Grâce à l’acquisition de nouveaux matériels, d’astreintes menées en duo, d’une réorganisation planifiée et anticipée des visites - à l’exception des vêlages qui bénéficient d’un numéro d’urgence -, la rurale a retrouvé des couleurs. Les éleveurs qui ont, dès le début, été associés à la démarche acceptent ce nouveau mode de fonctionnement. « C’est un repositionnement de notre image », assume Cyrille Hays-Narbonne, conforté par ses deux derniers recrutements. « En une semaine, j’ai reçu six candidatures quand d’autres recherchent en vain pendant six mois », se félicite-t-il-il. « Pour cela, nous avons axé l’annonce sur le plaisir de travailler en équipe plus que sur le plateau technique. C’est une notion importante pour les nouvelles générations qui tiennent à l’équilibre vie privée-vie professionnelle », souligne le praticien d’une structure où aucun des huit vétérinaires ne travaille à temps plein.

Des services pour l’image en rurale

TÉMOIGNAGE

DAVID LAFAY

Président du conseil d’administration du GIE Boischaut Sud

Nous avons déployé une quarantaine de services autour de l’ostéopathie bovine, de la dentisterie, de la cardiologie canine, des audits sur la stérilité de taureaux et la mortalité de veaux, la préparation des génisses aux vêlages… Ici, entre Châteauroux, Bourges et Guéret, nous sommes dans une zone rurale où il faut parcourir 100 ou 200 km pour trouver un spécialiste, alors les professionnels d’une dizaine de cliniques ont choisi de mutualiser des services pour renforcer leur présence et créer le besoin. Ce n’est pas avec ça que l’on gagne des mille et des cents, mais, mis bout à bout, on génère de l’activité, et surtout, cela contribue à notre image auprès de la clientèle, des labos, des fournisseurs et des jeunes, qui ont envie de nous rejoindre et de lancer un service. Ce fût le cas avec la cardiologie, que l’on est même obligé de freiner. Dernièrement, c’est une ASV qui a proposé de lancer une école d’adoption pour les chiots, qui vient d’être lancée en septembre.

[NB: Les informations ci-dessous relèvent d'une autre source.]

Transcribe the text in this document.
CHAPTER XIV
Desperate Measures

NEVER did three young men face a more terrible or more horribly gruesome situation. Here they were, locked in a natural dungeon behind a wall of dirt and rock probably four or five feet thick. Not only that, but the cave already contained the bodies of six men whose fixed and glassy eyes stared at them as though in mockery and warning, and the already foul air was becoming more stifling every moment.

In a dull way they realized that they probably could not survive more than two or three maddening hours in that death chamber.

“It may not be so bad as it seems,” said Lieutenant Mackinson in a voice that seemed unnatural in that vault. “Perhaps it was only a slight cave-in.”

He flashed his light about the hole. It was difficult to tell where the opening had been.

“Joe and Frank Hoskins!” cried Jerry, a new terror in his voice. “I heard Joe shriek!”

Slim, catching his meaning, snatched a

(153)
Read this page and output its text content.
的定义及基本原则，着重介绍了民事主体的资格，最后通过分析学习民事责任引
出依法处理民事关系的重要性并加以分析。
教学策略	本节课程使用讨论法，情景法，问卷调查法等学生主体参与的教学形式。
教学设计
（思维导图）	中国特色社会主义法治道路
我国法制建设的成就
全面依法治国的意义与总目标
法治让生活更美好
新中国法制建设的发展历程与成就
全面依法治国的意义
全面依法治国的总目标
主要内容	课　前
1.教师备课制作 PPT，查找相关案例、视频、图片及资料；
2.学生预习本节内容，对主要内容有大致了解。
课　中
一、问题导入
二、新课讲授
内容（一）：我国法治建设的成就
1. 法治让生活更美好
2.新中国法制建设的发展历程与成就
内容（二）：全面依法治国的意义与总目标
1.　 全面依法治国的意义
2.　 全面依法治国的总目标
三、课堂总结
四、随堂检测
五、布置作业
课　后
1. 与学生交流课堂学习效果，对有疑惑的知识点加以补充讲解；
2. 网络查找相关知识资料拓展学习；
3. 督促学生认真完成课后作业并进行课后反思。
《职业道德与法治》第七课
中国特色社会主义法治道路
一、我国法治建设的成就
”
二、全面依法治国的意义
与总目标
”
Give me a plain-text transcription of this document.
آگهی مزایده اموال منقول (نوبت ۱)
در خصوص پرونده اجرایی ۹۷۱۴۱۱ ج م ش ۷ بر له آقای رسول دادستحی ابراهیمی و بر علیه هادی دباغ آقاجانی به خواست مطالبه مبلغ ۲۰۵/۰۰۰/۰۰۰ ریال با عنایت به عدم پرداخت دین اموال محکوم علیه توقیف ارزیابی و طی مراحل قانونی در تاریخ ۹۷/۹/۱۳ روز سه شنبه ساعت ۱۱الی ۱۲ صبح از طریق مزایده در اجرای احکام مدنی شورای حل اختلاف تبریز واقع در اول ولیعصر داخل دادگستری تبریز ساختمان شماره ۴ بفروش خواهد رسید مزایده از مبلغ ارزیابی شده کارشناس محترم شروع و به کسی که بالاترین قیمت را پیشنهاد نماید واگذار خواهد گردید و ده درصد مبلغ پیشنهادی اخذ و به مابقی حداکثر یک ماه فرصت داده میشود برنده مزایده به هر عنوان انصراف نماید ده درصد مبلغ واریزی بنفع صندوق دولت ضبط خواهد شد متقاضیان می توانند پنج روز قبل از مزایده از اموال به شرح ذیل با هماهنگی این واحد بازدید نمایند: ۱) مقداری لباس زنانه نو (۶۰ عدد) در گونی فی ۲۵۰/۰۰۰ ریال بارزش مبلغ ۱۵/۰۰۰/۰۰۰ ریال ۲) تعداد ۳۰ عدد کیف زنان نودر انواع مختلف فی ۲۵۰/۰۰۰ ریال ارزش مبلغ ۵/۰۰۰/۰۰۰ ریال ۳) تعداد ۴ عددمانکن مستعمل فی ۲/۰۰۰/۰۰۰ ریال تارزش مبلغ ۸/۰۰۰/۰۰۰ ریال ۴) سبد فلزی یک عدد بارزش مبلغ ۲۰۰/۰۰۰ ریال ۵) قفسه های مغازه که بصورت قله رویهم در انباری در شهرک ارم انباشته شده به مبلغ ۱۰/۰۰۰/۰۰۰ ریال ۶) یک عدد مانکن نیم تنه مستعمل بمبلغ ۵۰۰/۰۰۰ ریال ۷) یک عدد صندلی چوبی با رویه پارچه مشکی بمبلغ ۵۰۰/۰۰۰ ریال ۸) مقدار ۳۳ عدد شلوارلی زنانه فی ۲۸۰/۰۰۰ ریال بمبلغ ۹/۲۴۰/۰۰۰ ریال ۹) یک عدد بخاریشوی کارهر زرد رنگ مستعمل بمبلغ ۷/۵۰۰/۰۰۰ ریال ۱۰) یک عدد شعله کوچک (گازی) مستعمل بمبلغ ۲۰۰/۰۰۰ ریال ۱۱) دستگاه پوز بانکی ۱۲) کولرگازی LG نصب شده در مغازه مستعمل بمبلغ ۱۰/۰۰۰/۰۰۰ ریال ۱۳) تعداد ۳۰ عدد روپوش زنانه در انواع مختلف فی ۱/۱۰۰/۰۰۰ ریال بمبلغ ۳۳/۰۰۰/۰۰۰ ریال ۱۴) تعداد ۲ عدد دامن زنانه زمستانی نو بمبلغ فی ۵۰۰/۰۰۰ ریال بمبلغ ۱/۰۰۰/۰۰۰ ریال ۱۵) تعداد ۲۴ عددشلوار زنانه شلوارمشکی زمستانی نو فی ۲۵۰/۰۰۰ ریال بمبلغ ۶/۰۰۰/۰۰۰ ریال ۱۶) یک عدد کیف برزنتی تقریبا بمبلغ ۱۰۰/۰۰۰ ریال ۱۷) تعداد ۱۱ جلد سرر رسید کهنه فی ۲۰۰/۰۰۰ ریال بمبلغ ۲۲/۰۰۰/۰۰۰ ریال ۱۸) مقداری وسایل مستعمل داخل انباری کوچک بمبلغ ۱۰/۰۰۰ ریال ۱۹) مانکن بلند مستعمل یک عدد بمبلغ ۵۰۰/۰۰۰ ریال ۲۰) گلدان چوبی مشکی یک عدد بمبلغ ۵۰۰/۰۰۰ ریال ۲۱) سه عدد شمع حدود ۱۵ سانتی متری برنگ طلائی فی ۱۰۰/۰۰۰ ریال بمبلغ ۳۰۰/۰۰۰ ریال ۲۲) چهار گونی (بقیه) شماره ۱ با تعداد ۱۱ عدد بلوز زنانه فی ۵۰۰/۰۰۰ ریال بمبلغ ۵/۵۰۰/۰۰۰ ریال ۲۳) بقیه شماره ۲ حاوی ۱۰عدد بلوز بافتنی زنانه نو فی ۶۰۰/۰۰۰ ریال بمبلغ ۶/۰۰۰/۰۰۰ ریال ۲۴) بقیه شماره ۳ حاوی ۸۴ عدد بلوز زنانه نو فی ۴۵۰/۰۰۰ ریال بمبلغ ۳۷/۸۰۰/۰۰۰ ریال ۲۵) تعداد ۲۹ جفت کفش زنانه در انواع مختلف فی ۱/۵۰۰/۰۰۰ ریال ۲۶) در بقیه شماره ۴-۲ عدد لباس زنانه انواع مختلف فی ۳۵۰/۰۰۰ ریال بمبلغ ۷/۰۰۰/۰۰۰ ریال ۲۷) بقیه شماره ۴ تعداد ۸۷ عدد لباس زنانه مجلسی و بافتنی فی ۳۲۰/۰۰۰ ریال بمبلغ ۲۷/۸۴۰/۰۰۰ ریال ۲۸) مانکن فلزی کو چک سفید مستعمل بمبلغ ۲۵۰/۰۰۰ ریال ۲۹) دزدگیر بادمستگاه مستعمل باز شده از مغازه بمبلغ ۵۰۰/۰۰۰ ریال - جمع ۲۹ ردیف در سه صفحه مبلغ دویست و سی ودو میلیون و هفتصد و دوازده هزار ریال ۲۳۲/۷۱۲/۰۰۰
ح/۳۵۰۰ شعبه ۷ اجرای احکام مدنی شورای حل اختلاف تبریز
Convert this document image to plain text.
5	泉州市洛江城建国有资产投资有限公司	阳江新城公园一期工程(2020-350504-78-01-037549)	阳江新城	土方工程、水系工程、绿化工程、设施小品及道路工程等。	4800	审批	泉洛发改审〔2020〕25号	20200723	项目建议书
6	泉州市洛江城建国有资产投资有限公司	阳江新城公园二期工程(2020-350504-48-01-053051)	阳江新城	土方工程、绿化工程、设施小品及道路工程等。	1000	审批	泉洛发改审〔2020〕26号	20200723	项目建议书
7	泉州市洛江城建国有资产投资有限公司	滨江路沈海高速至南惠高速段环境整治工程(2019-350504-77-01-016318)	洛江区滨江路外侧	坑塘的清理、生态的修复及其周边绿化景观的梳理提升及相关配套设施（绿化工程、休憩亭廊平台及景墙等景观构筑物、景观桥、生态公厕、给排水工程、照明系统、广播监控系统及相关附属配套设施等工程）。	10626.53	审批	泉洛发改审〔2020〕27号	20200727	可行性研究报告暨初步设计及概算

L’empathie envers le client, d’abord

TÉMOIGNAGE

STEVE ROSENGARTEN

Président de VetOne

Notre objectif n’est pas de pousser la mise en place de services, mais de favoriser l’empathie client et la compréhension du parcours de soins. Les ASV, par exemple, sont formés à se mettre à la place du client, en leur apportant une solution médicale. Des initiatives peuvent naître, comme celle de cette ASV qui a adressé une carte de soutien à ce propriétaire dont l’animal venait d’être euthanasié. L’initiative a été relayée sur les réseaux sociaux par le réseau. Il ne s’agit pas, bien évidemment, de promouvoir l’euthanasie, mais de partager l’illustration d’un service qui vise la compréhension du client. Une démarche inspirante pour le collectif.

« Un service pour répondre à la demande des consultations à domicile »

TÉMOIGNAGE

CHRISTOPHE LE DREF

Cofondateur de Vetalia, Vétophonie et Dr Milou

Dr Milou, c’est le petit dernier. Après le service vétérinaire d’urgence Vetalia puis le service de secrétariat vétérinaire, Vétophonie, déployé dans près de 400 structures en France, nous avons constaté une vraie demande pour des consultations vétérinaires à domicile et ce besoin n’était pas bien adressé. Alors il y a deux ans, nous avons créé Dr Milou en région parisienne. Dès l’an prochain, nous allons dupliquer le modèle dans 30 villes françaises. C’est un service, accessible sur ordinateur ou mobile, qui permet d’être mis en relation avec un vétérinaire 7 jours sur 7, 24 heures sur 24 et de prendre rendez-vous pour une consultation à domicile, payable en ligne et ouvert aux professionnels qui veulent s’impliquer dans une démarche innovante.